The Challenge provides STEM students with the opportunity to analyze real-world problems through data and develop initiatives that will help build a better working world. Top participants received an EY Badge, recognizing their knowledge and skills in data science. The EY Badges program supports EY people in shaping their own careers by earning credentials in skills that differentiate them in the market, such as data analytics or artificial intelligence (AI).
For this year's Challenge, the students used real-world data from Skyhook, a pioneer in location technology, to help tackle the task of smart mobility in cities as the urban population rises across the globe. Future challenges will continue to mirror the EY focus on building a better working world for all people, clients and communities.
The EY NextWave Global Data Science Challenge attracted more than 4,500 students from nearly 500 universities. A judging panel comprised of EY leadership and data science professionals assessed in-person presentations of more than 50 of the top performing teams in the competition. The three global winners were chosen among those who combined the best results with in-depth insights and contributions to building a better working world. Of the 12,000 entries received, the 2019 EY NextWave Data Science Challenge winners are:
First place: Sergio Banchero. Sergio is from Argentina, pursuing his Master's degree in Data Science at the University of Western Australia in Perth. Sergio analyzed the data created by devices as they moved from the city center to the city border. He created models that could be used for real-time decision making, such as identifying issues in transportation networks; identifying blocked roads and the impact on city traffic; and identifying common travel patterns to extend and enhance the public transportation network.
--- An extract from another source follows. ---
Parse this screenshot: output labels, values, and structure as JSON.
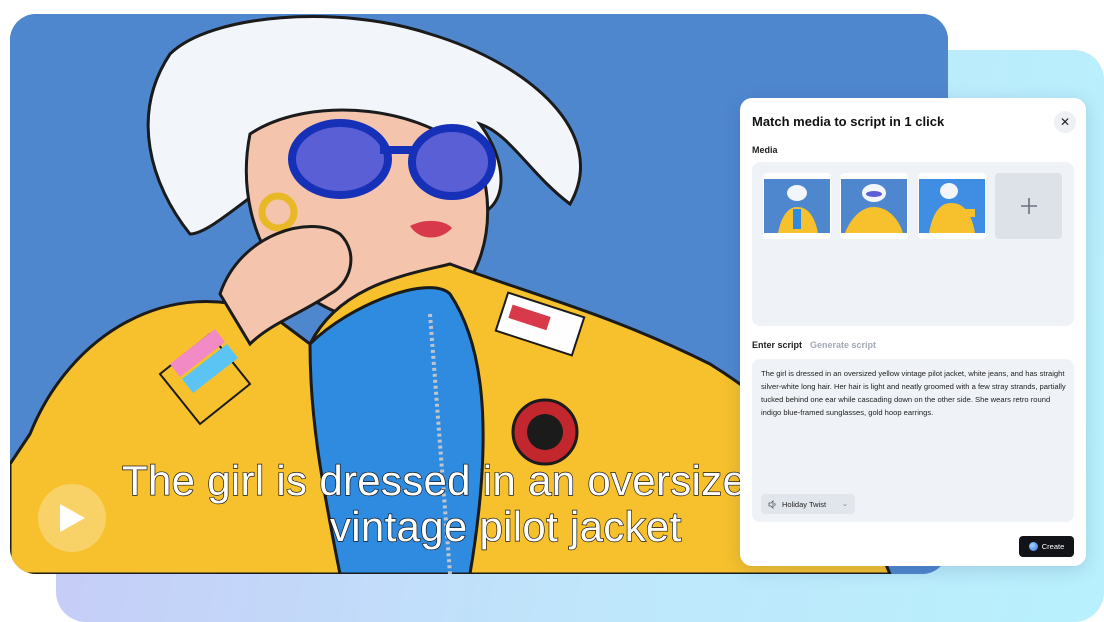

Second place: Katherine Edgley and Philipp Barthelme. Katherine is from the US and is pursuing her Master's degree in Computational Applied Mathematics at the University of Edinburgh; Philipp is from Germany and is pursuing his Master's degree in Statistics with Data Science at the University of Edinburgh. Katherine and Philipp used recurrent neural networks – which use sequential formation to make predictions – to create models that could provide companies and people with optimal traffic routes and parking, for example.
Third place: Chia Yew Ken. Chia is from Singapore and is currently pursuing an Engineering Bachelor's degree in Information Systems Technology and Design with a specialization in Artificial Intelligence at the Singapore University of Technology and Design. Chia used long-short-term-memory (LSTM), a special form of recurrent neural networks that can retain memory over long periods of time and are used to classify, process and make predictions. Chia developed models that could be used to identify over-crowded roads and intersections, reschedule traffic or schedule road work.
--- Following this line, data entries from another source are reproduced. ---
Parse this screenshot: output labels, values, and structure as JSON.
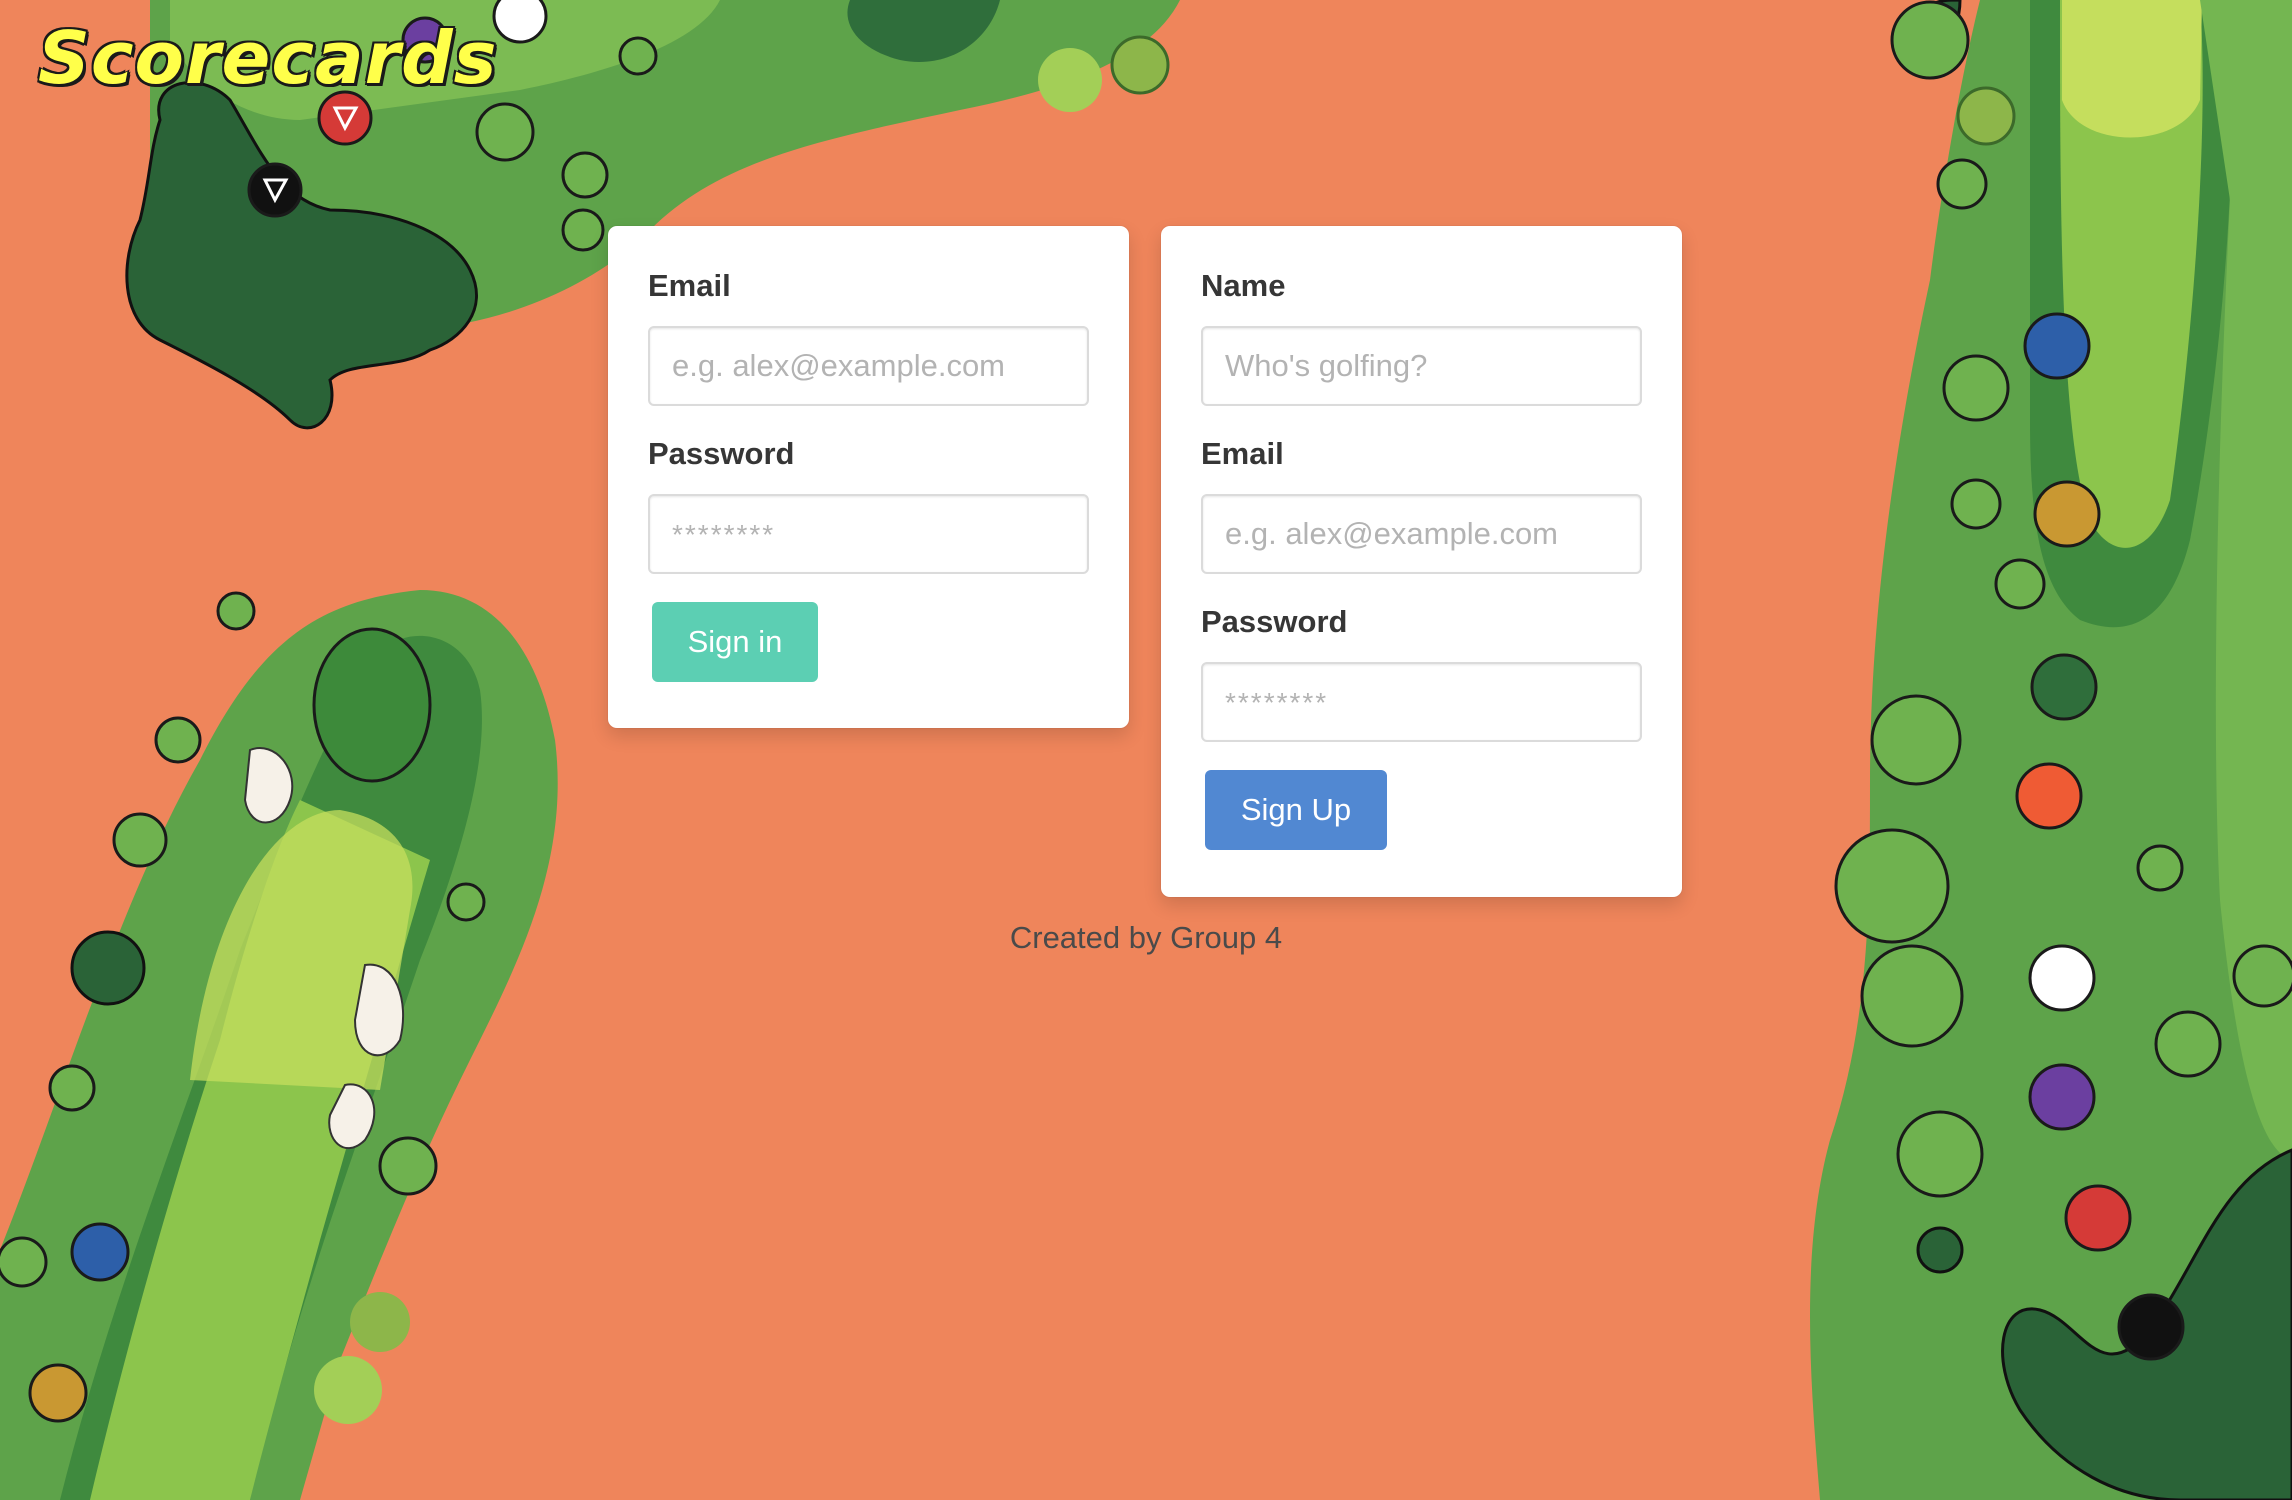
{
  "app": {
    "title": "Scorecards"
  },
  "signin": {
    "email_label": "Email",
    "email_placeholder": "e.g. alex@example.com",
    "password_label": "Password",
    "password_placeholder": "********",
    "submit_label": "Sign in"
  },
  "signup": {
    "name_label": "Name",
    "name_placeholder": "Who's golfing?",
    "email_label": "Email",
    "email_placeholder": "e.g. alex@example.com",
    "password_label": "Password",
    "password_placeholder": "********",
    "submit_label": "Sign Up"
  },
  "footer": {
    "credit": "Created by Group 4"
  },
  "colors": {
    "background": "#ef855b",
    "signin_button": "#5ccfb3",
    "signup_button": "#5188d2",
    "title_text": "#ffff4a",
    "rough": "#5ea34a",
    "fairway": "#74b651",
    "trees": "#2e6b3c"
  }
}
Future for the EY NextWave Data Science Challenge
Moving forward, EY teams are implementing an enhanced EY NextWave Data Science Challenge that deepens their relationship with students and will enable students to participate in potentially world-transforming initiatives and earn EY Badges.
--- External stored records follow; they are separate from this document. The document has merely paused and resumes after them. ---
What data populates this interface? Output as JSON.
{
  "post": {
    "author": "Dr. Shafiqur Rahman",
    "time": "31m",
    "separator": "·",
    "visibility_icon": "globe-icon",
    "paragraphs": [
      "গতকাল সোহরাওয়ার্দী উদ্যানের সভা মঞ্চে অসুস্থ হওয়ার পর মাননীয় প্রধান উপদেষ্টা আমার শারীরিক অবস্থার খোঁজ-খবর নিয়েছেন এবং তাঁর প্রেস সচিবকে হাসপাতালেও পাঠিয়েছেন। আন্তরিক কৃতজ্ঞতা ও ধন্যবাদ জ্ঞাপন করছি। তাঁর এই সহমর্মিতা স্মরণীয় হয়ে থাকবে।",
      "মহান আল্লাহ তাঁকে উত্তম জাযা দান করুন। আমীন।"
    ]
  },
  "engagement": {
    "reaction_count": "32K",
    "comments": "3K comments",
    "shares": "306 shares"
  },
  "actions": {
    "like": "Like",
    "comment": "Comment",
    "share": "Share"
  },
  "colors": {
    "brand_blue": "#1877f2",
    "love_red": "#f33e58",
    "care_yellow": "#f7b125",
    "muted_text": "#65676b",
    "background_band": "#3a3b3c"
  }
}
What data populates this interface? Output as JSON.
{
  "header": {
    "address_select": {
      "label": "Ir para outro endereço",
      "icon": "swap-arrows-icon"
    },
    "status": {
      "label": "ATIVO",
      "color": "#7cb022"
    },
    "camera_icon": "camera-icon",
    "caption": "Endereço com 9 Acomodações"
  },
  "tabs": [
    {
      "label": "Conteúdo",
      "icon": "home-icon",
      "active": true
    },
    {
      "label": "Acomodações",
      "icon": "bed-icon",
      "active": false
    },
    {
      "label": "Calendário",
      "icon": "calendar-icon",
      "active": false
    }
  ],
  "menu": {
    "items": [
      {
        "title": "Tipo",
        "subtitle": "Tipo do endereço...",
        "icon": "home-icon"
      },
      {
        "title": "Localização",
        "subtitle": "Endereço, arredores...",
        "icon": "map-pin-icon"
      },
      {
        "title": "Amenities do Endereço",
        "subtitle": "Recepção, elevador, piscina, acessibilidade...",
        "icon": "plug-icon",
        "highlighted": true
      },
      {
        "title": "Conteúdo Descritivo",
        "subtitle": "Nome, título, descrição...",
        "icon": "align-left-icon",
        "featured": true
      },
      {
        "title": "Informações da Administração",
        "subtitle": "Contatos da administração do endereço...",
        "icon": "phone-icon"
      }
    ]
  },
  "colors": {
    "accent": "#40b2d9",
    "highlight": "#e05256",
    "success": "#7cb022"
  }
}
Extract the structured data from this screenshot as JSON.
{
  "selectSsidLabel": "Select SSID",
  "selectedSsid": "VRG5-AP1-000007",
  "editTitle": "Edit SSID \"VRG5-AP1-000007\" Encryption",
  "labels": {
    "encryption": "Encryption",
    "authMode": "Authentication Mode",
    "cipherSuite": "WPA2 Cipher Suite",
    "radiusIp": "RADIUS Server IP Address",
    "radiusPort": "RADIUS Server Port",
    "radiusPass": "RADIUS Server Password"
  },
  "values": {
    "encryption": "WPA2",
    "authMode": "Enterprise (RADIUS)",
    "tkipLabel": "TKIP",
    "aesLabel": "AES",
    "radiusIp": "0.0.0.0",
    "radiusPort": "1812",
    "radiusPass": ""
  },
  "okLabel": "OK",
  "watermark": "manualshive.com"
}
The new program will publish challenges on an ongoing basis and students will achieve EY Badges by solving the issues and participating in innovative crowdsourcing initiatives. For example, an online marketplace and a discussion board will help students connect and create inclusive, global teams to tackle the challenges. University faculty can also create challenges to motivate students with real-world issues, either as an assignment or to propose competitions to the global community of students.
Beatriz Sanz Saiz, EY Global Advisory Data Analytics Leader, says:
"Our goal is to mobilize millions of students worldwide through this network, so that they contribute, together with EY teams, to build a better working world, with a sense of purpose, belonging and reciprocity as they develop their skills in data science. The EY NextWave Data Science Challenge connects students with academic leaders, industry professionals and real-world challenges to foster future career development. We are proud of today's EY NextWave Data Science Challenge winners, who have demonstrated innovative approaches to creating smarter cities and improving mobility. We hope that their projects, and the new Challenge we're announcing today, will inspire even more students to embark on STEM careers."
In addition to EY Badge Certification in Data Science, this year's winners receive a paid internship within the EY network and monetary prizes.